Your personal development coach

Transfer Learning to Life

This tip will help you bring new knowledge, skills, attitudes and creative ideas into your life and work. Let it help you to:

  • See and be a real change agent. You can change habits and influence the world around you. Fully accept this power.
  • Prepare to bring your learning out of the realm of “the possible” into life and work.
  • Actively manage your change process for long term success.
    • Implement your plan
    • Set dates for completion of progress benchmarks.

Here’s how to be a powerful change agent:

Create a multi-sensory vision to guide your learning transfer. Envision and feel the changes you want to make in the actual environment where you will use your learning. Plan to keep this vision where you will frequently see it.

  • In your imagination, experience yourself using your learning and realizing the benefits of changing – benefits to you, others, your work, the future. Let your imagination support and motivate your change efforts.
  • Use the Transfer to Life Guide (in Tools) to lay out your vision

Map the energy field by listing everything you can think of that will help or hinder the changes you want to make. This is called a “Force-Field” analysis.

  • Include what will be happening inside you when you try to use your learning. Include your own resistance and desires, your energy for change, your fears and courage,
  • Identify how other people will make it easy or difficult to change.
  • Consider how procedures, routines, tools, reward systems will make your changes easier or more difficult. Imagine how the people, places, and things around you will your success.
  • Your Transfer to Life Guide (in Tools) is a place to record your thoughts

Clearly define the main situations where you will use your new learning… If/when (this happens)…..Then (I will take this specific action)

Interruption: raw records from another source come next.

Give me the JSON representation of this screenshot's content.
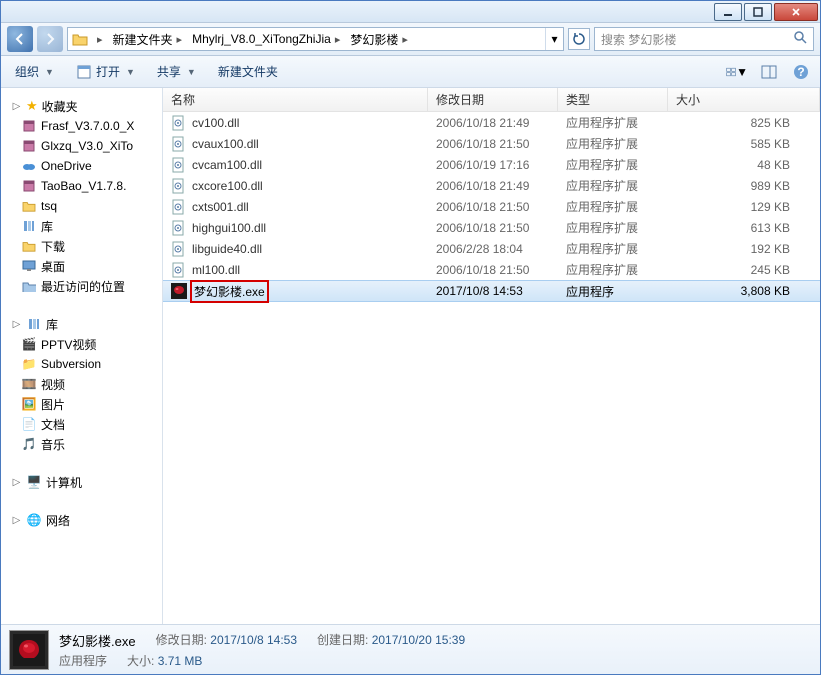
{
  "titlebar": {},
  "address": {
    "crumbs": [
      "新建文件夹",
      "Mhylrj_V8.0_XiTongZhiJia",
      "梦幻影楼"
    ],
    "search_placeholder": "搜索 梦幻影楼"
  },
  "toolbar": {
    "organize": "组织",
    "open": "打开",
    "share": "共享",
    "newfolder": "新建文件夹"
  },
  "sidebar": {
    "favorites": "收藏夹",
    "fav_items": [
      "Frasf_V3.7.0.0_X",
      "Glxzq_V3.0_XiTo",
      "OneDrive",
      "TaoBao_V1.7.8.",
      "tsq"
    ],
    "libraries": "库",
    "downloads": "下载",
    "desktop": "桌面",
    "recent": "最近访问的位置",
    "lib2": "库",
    "lib_items": [
      "PPTV视频",
      "Subversion",
      "视频",
      "图片",
      "文档",
      "音乐"
    ],
    "computer": "计算机",
    "network": "网络"
  },
  "columns": {
    "name": "名称",
    "date": "修改日期",
    "type": "类型",
    "size": "大小"
  },
  "files": [
    {
      "name": "cv100.dll",
      "date": "2006/10/18 21:49",
      "type": "应用程序扩展",
      "size": "825 KB",
      "icon": "dll"
    },
    {
      "name": "cvaux100.dll",
      "date": "2006/10/18 21:50",
      "type": "应用程序扩展",
      "size": "585 KB",
      "icon": "dll"
    },
    {
      "name": "cvcam100.dll",
      "date": "2006/10/19 17:16",
      "type": "应用程序扩展",
      "size": "48 KB",
      "icon": "dll"
    },
    {
      "name": "cxcore100.dll",
      "date": "2006/10/18 21:49",
      "type": "应用程序扩展",
      "size": "989 KB",
      "icon": "dll"
    },
    {
      "name": "cxts001.dll",
      "date": "2006/10/18 21:50",
      "type": "应用程序扩展",
      "size": "129 KB",
      "icon": "dll"
    },
    {
      "name": "highgui100.dll",
      "date": "2006/10/18 21:50",
      "type": "应用程序扩展",
      "size": "613 KB",
      "icon": "dll"
    },
    {
      "name": "libguide40.dll",
      "date": "2006/2/28 18:04",
      "type": "应用程序扩展",
      "size": "192 KB",
      "icon": "dll"
    },
    {
      "name": "ml100.dll",
      "date": "2006/10/18 21:50",
      "type": "应用程序扩展",
      "size": "245 KB",
      "icon": "dll"
    },
    {
      "name": "梦幻影楼.exe",
      "date": "2017/10/8 14:53",
      "type": "应用程序",
      "size": "3,808 KB",
      "icon": "exe",
      "selected": true,
      "highlight": true
    }
  ],
  "status": {
    "filename": "梦幻影楼.exe",
    "filetype": "应用程序",
    "moddate_label": "修改日期:",
    "moddate": "2017/10/8 14:53",
    "created_label": "创建日期:",
    "created": "2017/10/20 15:39",
    "size_label": "大小:",
    "size": "3.71 MB"
  }
}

  • Creating “If/when---then” scenarios makes you more alert to the situations that would normally trigger old habits. You want to notice these triggers to remind you to use the new knowledge, skills, attitudes you have developed.
  • Example: “When …(this technical problem, this situation, this feeling, this opportunity, etc.) arises…. Then I will …(do, say, propose) this….
  • The Tool, Transfer to Life Guide will help you organize your intentions

Get support from another/others who will make it easier to make the changes you plan

  • Go to people who can either directly support and encourage your personal changes or people who can influence the environment.
  • Describe the changes you want to make. Explain the benefits you hope to see for you and others – your work.
  • Ask for any specific support that others can provide – changes in procedures, schedules, anything related to more successful change. Share any ideas that others may want to adopt for their own life and work
  • Talk about the change as a win-win.
  • You Transfer to Life Guide (in Tools) will help you do this.

Lobby for changes in procedures, tools, routines, communication patterns and content, feedback, rewards, processes

Let your Calendar support you! … set up reminders

  • Put a reminder symbol on your calendar for every work day for a month. In month two, phase the reminders out – every other day, every third day every week. These will help you start and then sustain your new behavior long enough for it to be habitual.
  • Set specific review dates that mark progress.

Celebrate/reward success and progress

  • Reward yourself for progress along the way (even very small steps forward!)
  • Self-rewards may include …
    • Internal rewards like self-recognition. Just tell yourself you are making progress. Appreciate your hard work.
    • External rewards along the way: special breaks, treats, opportunity to go somewhere or do something you enjoy, etc.
  • Again, the Transfer to Life Guide (in Tools) will support you.

Take the time to document and track your changes using the Guide or a tool of your own. This will help you strengthen your intentions and persistence in the face of daily pressures to continue to do what you have always done.